Monday, May 15, 2006

Cavities in Creativity.

  • A freelance MENSA speaker shared an interesting analysis about the changing level of creativity among human beings.

    He presented the first illustration:

    This analysis was conducted by NASA on 100 newly born babies. Till the age of 5 their creativity level in terms of movement, vocal and illustrative ideas is rated at 95%.

    When they reach the age of 12, the creativity level decreased to 47%.


    I'll jump straight to what the findings look like towards the same set of babies when they reach 25.




    The creativity level went down to 12%!

    This addresses my personal fear, in being one of the 12%.

    When I rock climb, I thought for hours what my next step should be when climbing slim branced trees 25 years ago was a jiffy.

    I needed someone to remind me of songs played 15 years ago which I used to sing along so many times.

    I used to wear knee length jackets, funky belts, scarfs and shawls to work. Now I buy everything in one suit, I just can't pull off a good mix and match to look unique anymore.

    This makes me ponder:

    The moment we go to school, we read the same books. The teachers tell us what to say and what to memorise. Our parents tell us not to waste time in sports and arts.

    The moment we became teenagers, we dress up according to what we see in pop magazines.

    Now what's most scary is, when we're about to live on our own.

    In the morning, we get dressed the same way, squeeze our toes into all covered shoes, get in the car and everyone goes towards the same direction - to work.

    In the office, we started as ourselves - we talk to reflect our personalities. Give it a month to see if we tend to talk the way our colleagues do.

    Lunch, we eat what everybody eats. Evening, we have coffee where everybody drinks and at night do what everybody does - clubbing or eat out.

    When we go home, it's beginning to be the same type of habitat - pigeon holes! Enough that we drive ourselves into the car park everyday, get in the lift to reach our office maybe a few times in a day. We repeat the same sequence when we reach home and again fit ourselves in four walls - YeeHaaa pigeon holes hoppers!

Phewwwhhh. All that limited space!

If there is any awards that should go to the best psychoanalysis made about the Malaysian consumers' behaviour, I say it should go to the Mamak chain of restaurateurs. They give us temporary freedom! It doesn't require them to pay Accenture to come up with market intelligence pun to set up their million ringgit cash business.

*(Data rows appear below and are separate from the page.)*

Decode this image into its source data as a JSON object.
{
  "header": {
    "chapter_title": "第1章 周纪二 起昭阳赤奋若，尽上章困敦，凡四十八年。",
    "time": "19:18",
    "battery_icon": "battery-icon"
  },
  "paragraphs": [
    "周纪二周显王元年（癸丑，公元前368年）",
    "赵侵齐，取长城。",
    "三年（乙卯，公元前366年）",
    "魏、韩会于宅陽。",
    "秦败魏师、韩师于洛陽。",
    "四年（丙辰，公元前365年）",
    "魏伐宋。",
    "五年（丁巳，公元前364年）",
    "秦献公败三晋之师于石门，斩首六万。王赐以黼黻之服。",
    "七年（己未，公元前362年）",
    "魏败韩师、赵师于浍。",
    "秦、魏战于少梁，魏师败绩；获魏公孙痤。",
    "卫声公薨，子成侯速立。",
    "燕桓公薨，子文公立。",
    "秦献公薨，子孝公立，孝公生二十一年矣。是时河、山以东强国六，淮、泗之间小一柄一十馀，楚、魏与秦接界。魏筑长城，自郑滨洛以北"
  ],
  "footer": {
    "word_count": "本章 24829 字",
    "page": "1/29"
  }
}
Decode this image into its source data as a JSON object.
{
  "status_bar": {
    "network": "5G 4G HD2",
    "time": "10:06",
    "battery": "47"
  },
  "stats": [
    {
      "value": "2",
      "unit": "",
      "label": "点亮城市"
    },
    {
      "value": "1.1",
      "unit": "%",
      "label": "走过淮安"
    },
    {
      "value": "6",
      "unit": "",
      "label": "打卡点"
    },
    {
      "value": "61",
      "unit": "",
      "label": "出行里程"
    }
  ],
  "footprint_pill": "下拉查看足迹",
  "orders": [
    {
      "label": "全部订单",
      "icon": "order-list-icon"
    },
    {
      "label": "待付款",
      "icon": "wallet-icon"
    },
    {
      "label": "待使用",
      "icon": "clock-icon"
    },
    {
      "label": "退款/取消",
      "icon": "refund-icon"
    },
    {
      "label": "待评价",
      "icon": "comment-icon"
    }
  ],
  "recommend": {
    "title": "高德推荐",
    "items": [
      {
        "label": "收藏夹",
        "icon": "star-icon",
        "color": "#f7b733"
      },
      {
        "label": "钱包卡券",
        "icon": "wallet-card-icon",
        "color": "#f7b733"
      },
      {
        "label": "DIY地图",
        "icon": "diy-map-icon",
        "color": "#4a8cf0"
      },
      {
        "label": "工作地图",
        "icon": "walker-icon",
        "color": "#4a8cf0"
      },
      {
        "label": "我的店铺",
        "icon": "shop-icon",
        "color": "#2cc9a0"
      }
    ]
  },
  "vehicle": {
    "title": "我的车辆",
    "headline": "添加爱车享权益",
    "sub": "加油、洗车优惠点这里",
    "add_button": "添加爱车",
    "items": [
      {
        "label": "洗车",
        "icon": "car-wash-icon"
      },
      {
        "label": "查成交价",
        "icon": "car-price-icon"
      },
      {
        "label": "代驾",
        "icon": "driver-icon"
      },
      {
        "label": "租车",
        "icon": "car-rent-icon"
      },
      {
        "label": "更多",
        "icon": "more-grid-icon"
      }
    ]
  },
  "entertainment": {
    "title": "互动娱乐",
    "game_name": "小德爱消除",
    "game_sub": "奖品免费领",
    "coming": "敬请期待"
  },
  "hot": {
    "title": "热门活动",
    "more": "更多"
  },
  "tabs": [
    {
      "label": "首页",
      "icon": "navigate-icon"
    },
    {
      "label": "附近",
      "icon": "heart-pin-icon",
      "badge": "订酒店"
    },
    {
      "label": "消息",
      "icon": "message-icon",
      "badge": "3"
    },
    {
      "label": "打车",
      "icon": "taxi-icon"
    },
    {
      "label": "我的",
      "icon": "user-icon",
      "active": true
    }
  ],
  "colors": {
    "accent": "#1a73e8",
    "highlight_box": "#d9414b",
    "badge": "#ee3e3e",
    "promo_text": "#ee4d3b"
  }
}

The only way we could put ourselves under the sky in open space is probably by being by the beach, we can't do that often. At least on daily basis is during dinner and supper, we go to kedai mamak just for a teh tarik, not inside the shop but on the road side. Our subconscious mind is telling us something. Free yourselves from the monotony others create!

3 Comments:

Anonymous Anonymous said...

I do agree to what u've just said. Likewise, i do have my personal fears. It is just a manner of how one deals with it. I do feel choked with the limitations of today's world. How do u escape from the monotonous life, to me it is just impossible?

1:40 AM  
Blogger Maine said...

crash bandicoot, a friend suggested to me once:
how about taking different routes to work so we'd get to see different things.

and in Time Management studies, we're taught that it is not a theory that we must spend some quality time for ourselves each day just to listen to ourselves (meditate or prayers or keep silent)

I only knew myself in my 20's, after I stop following others go clubbing, stop spending hours in shopping malls; where everybody is. I discovered my own hobbies and myself. For a change, I saw a few ppl following it; trying to discover themselves.

7:27 PM  
Blogger Unknown said...

Very interesting. Free your mind of thoughts and your creativity will blow up. We all live thinking I have to do this I have to do that, then we are wired to our own thoughts.